We describe a mathematical framework for the sampling of path space. This framework, in which the Onsager-Machlup functional plays a central role in defining a probability density on the space of paths, allows a unified viewpoint for the formulation of a number of important problems including signal processing, data assimilation, data interpolation, and the sampling of rare events.

In many molecular models, we would like to understand phenomena that happen on a variety of time scales. The time scales of the motion are a reflection of the free-energy landscape. Typically, the phase space that the system "visits" will be in a basin of one of the many free-energy minima. On short time scales, the system explores the phase space in one of the basins, and this describes the evolution of the "fast degrees of freedom." On a longer time scale, the system will progress over a barrier and into another basin; this progression governs the "slow degrees of freedom." A natural question is whether we can understand, and quantify, the motion of the particles on the longer time scales. In this modeling, we would like to incorporate the effects of the fast degrees of freedom, as we describe the evolution of the slower moving variables.

The approach taken here is to employ a Langevin equation in path space, calculated from the Onsager-Machlup functional, to sample these rare events. In particular, we look at paths in phase space, conditioned to cross a relevant free-energy barrier. Such paths allow us to investigate the crossing of such barriers in the presence of representative thermal motions.
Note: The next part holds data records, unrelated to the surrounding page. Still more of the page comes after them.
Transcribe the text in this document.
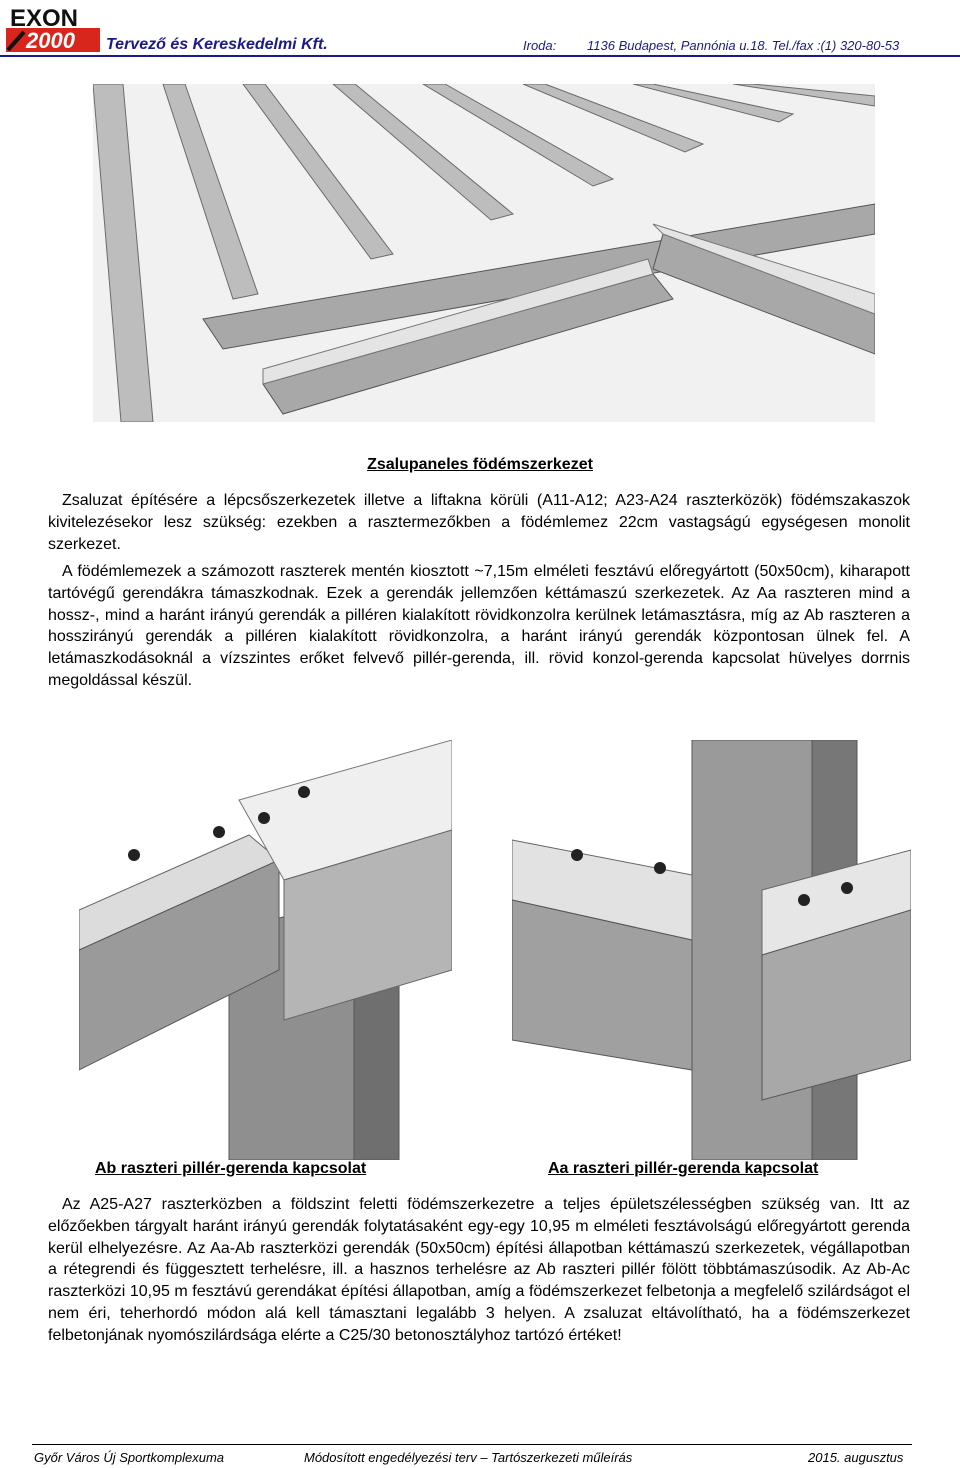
EXON
2000 Tervező és Kereskedelmi Kft.	Iroda: 1136 Budapest, Pannónia u.18. Tel./fax :(1) 320-80-53
Zsalupaneles födémszerkezet

Zsaluzat építésére a lépcsőszerkezetek illetve a liftakna körüli (A11-A12; A23-A24 raszterközök) födémszakaszok kivitelezésekor lesz szükség: ezekben a rasztermezőkben a födémlemez 22cm vastagságú egységesen monolit szerkezet.

A födémlemezek a számozott raszterek mentén kiosztott ~7,15m elméleti fesztávú előregyártott (50x50cm), kiharapott tartóvégű gerendákra támaszkodnak. Ezek a gerendák jellemzően kéttámaszú szerkezetek. Az Aa raszteren mind a hossz-, mind a haránt irányú gerendák a pilléren kialakított rövidkonzolra kerülnek letámasztásra, míg az Ab raszteren a hosszirányú gerendák a pilléren kialakított rövidkonzolra, a haránt irányú gerendák központosan ülnek fel. A letámaszkodásoknál a vízszintes erőket felvevő pillér-gerenda, ill. rövid konzol-gerenda kapcsolat hüvelyes dorrnis megoldással készül.

Ab raszteri pillér-gerenda kapcsolat	Aa raszteri pillér-gerenda kapcsolat

Az A25-A27 raszterközben a földszint feletti födémszerkezetre a teljes épületszélességben szükség van. Itt az előzőekben tárgyalt haránt irányú gerendák folytatásaként egy-egy 10,95 m elméleti fesztávolságú előregyártott gerenda kerül elhelyezésre. Az Aa-Ab raszterközi gerendák (50x50cm) építési állapotban kéttámaszú szerkezetek, végállapotban a rétegrendi és függesztett terhelésre, ill. a hasznos terhelésre az Ab raszteri pillér fölött többtámaszúsodik. Az Ab-Ac raszterközi 10,95 m fesztávú gerendákat építési állapotban, amíg a födémszerkezet felbetonja a megfelelő szilárdságot el nem éri, teherhordó módon alá kell támasztani legalább 3 helyen. A zsaluzat eltávolítható, ha a födémszerkezet felbetonjának nyomószilárdsága elérte a C25/30 betonosztályhoz tartózó értéket!

Győr Város Új Sportkomplexuma	Módosított engedélyezési terv – Tartószerkezeti műleírás	2015. augusztus
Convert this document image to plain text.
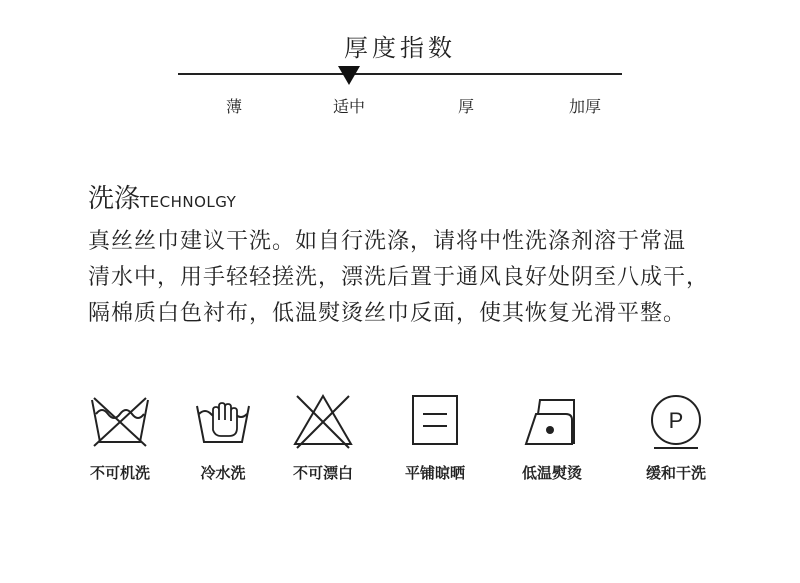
厚度指数
薄	适中	厚	加厚
洗涤TECHNOLGY
真丝丝巾建议干洗。如自行洗涤，请将中性洗涤剂溶于常温
清水中，用手轻轻搓洗，漂洗后置于通风良好处阴至八成干，
隔棉质白色衬布，低温熨烫丝巾反面，使其恢复光滑平整。
不可机洗	冷水洗	不可漂白	平铺晾晒	低温熨烫
P
缓和干洗
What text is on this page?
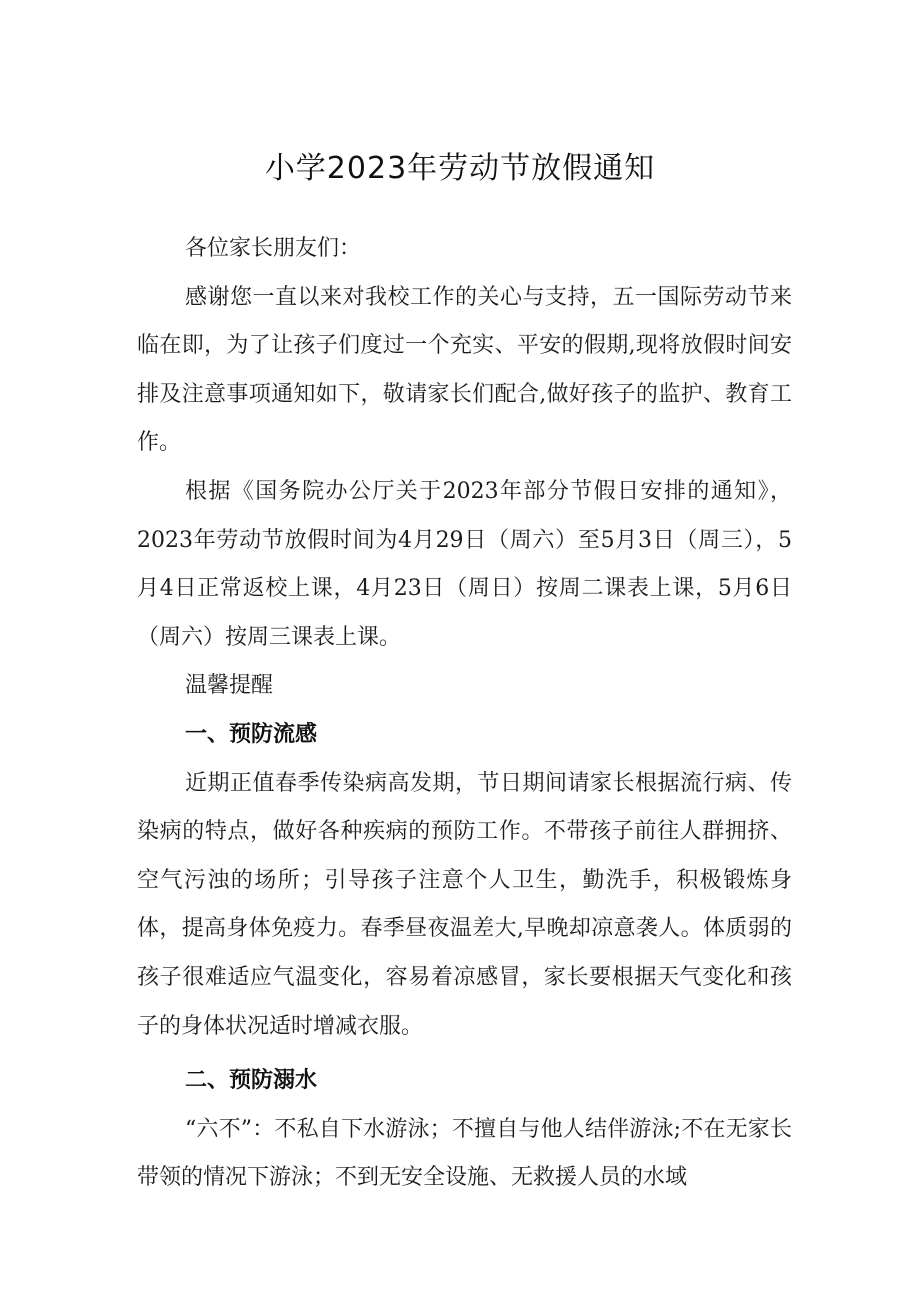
小学2023年劳动节放假通知

各位家长朋友们：

感谢您一直以来对我校工作的关心与支持，五一国际劳动节来临在即，为了让孩子们度过一个充实、平安的假期,现将放假时间安排及注意事项通知如下，敬请家长们配合,做好孩子的监护、教育工作。

根据《国务院办公厅关于2023年部分节假日安排的通知》，2023年劳动节放假时间为4月29日（周六）至5月3日（周三），5月4日正常返校上课，4月23日（周日）按周二课表上课，5月6日（周六）按周三课表上课。

温馨提醒

一、预防流感

近期正值春季传染病高发期，节日期间请家长根据流行病、传染病的特点，做好各种疾病的预防工作。不带孩子前往人群拥挤、空气污浊的场所；引导孩子注意个人卫生，勤洗手，积极锻炼身体，提高身体免疫力。春季昼夜温差大,早晚却凉意袭人。体质弱的孩子很难适应气温变化，容易着凉感冒，家长要根据天气变化和孩子的身体状况适时增减衣服。

二、预防溺水

“六不”：不私自下水游泳；不擅自与他人结伴游泳;不在无家长带领的情况下游泳；不到无安全设施、无救援人员的水域
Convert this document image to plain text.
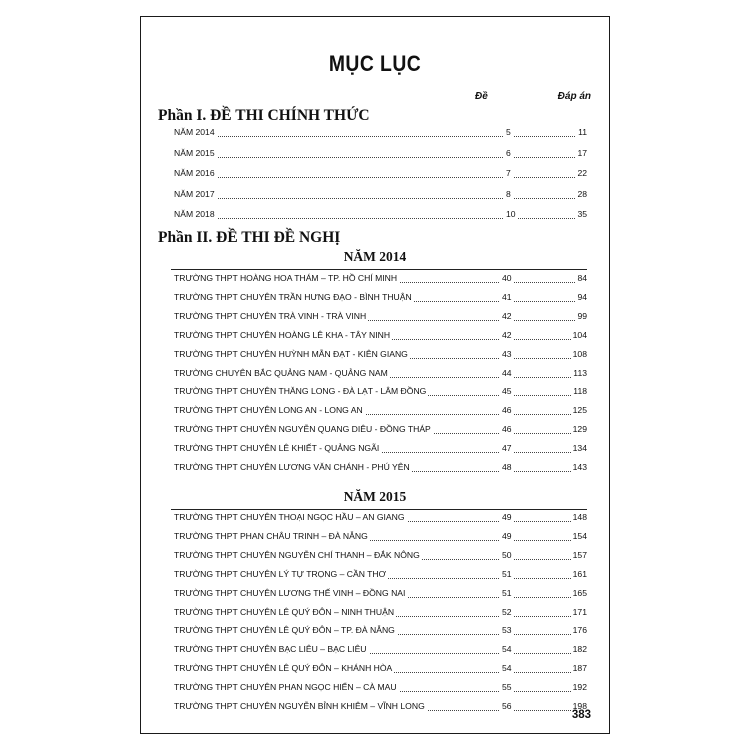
MỤC LỤC
Đề	Đáp án
Phần I. ĐỀ THI CHÍNH THỨC
NĂM 2014	5	11
NĂM 2015	6	17
NĂM 2016	7	22
NĂM 2017	8	28
NĂM 2018	10	35
Phần II. ĐỀ THI ĐỀ NGHỊ
NĂM 2014
TRƯỜNG THPT HOÀNG HOA THÁM – TP. HỒ CHÍ MINH	40	84
TRƯỜNG THPT CHUYÊN TRẦN HƯNG ĐẠO - BÌNH THUẬN	41	94
TRƯỜNG THPT CHUYÊN TRÀ VINH - TRÀ VINH	42	99
TRƯỜNG THPT CHUYÊN HOÀNG LÊ KHA - TÂY NINH	42	104
TRƯỜNG THPT CHUYÊN HUỲNH MẪN ĐẠT - KIÊN GIANG	43	108
TRƯỜNG CHUYÊN BẮC QUẢNG NAM - QUẢNG NAM	44	113
TRƯỜNG THPT CHUYÊN THĂNG LONG - ĐÀ LẠT - LÂM ĐỒNG	45	118
TRƯỜNG THPT CHUYÊN LONG AN - LONG AN	46	125
TRƯỜNG THPT CHUYÊN NGUYỄN QUANG DIÊU - ĐỒNG THÁP	46	129
TRƯỜNG THPT CHUYÊN LÊ KHIẾT - QUẢNG NGÃI	47	134
TRƯỜNG THPT CHUYÊN LƯƠNG VĂN CHÁNH - PHÚ YÊN	48	143
NĂM 2015
TRƯỜNG THPT CHUYÊN THOẠI NGỌC HẦU – AN GIANG	49	148
TRƯỜNG THPT PHAN CHÂU TRINH – ĐÀ NẴNG	49	154
TRƯỜNG THPT CHUYÊN NGUYỄN CHÍ THANH – ĐẮK NÔNG	50	157
TRƯỜNG THPT CHUYÊN LÝ TỰ TRỌNG – CẦN THƠ	51	161
TRƯỜNG THPT CHUYÊN LƯƠNG THẾ VINH – ĐỒNG NAI	51	165
TRƯỜNG THPT CHUYÊN LÊ QUÝ ĐÔN – NINH THUẬN	52	171
TRƯỜNG THPT CHUYÊN LÊ QUÝ ĐÔN – TP. ĐÀ NẴNG	53	176
TRƯỜNG THPT CHUYÊN BẠC LIÊU – BẠC LIÊU	54	182
TRƯỜNG THPT CHUYÊN LÊ QUÝ ĐÔN – KHÁNH HÒA	54	187
TRƯỜNG THPT CHUYÊN PHAN NGỌC HIỂN – CÀ MAU	55	192
TRƯỜNG THPT CHUYÊN NGUYỄN BỈNH KHIÊM – VĨNH LONG	56	198
383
The particular system we are studying is a collection of 89 particles in a two dimensional container. The 10 X 9 lattice holds one vacancy. We are investigating the infrequent movement of a particle into the vacancy as it is buffeted by the thermal motions of the other particles. We use the motions of the particle, as described by the space of sampled paths, to extract an effective single-particle potential particle from the many-body problem.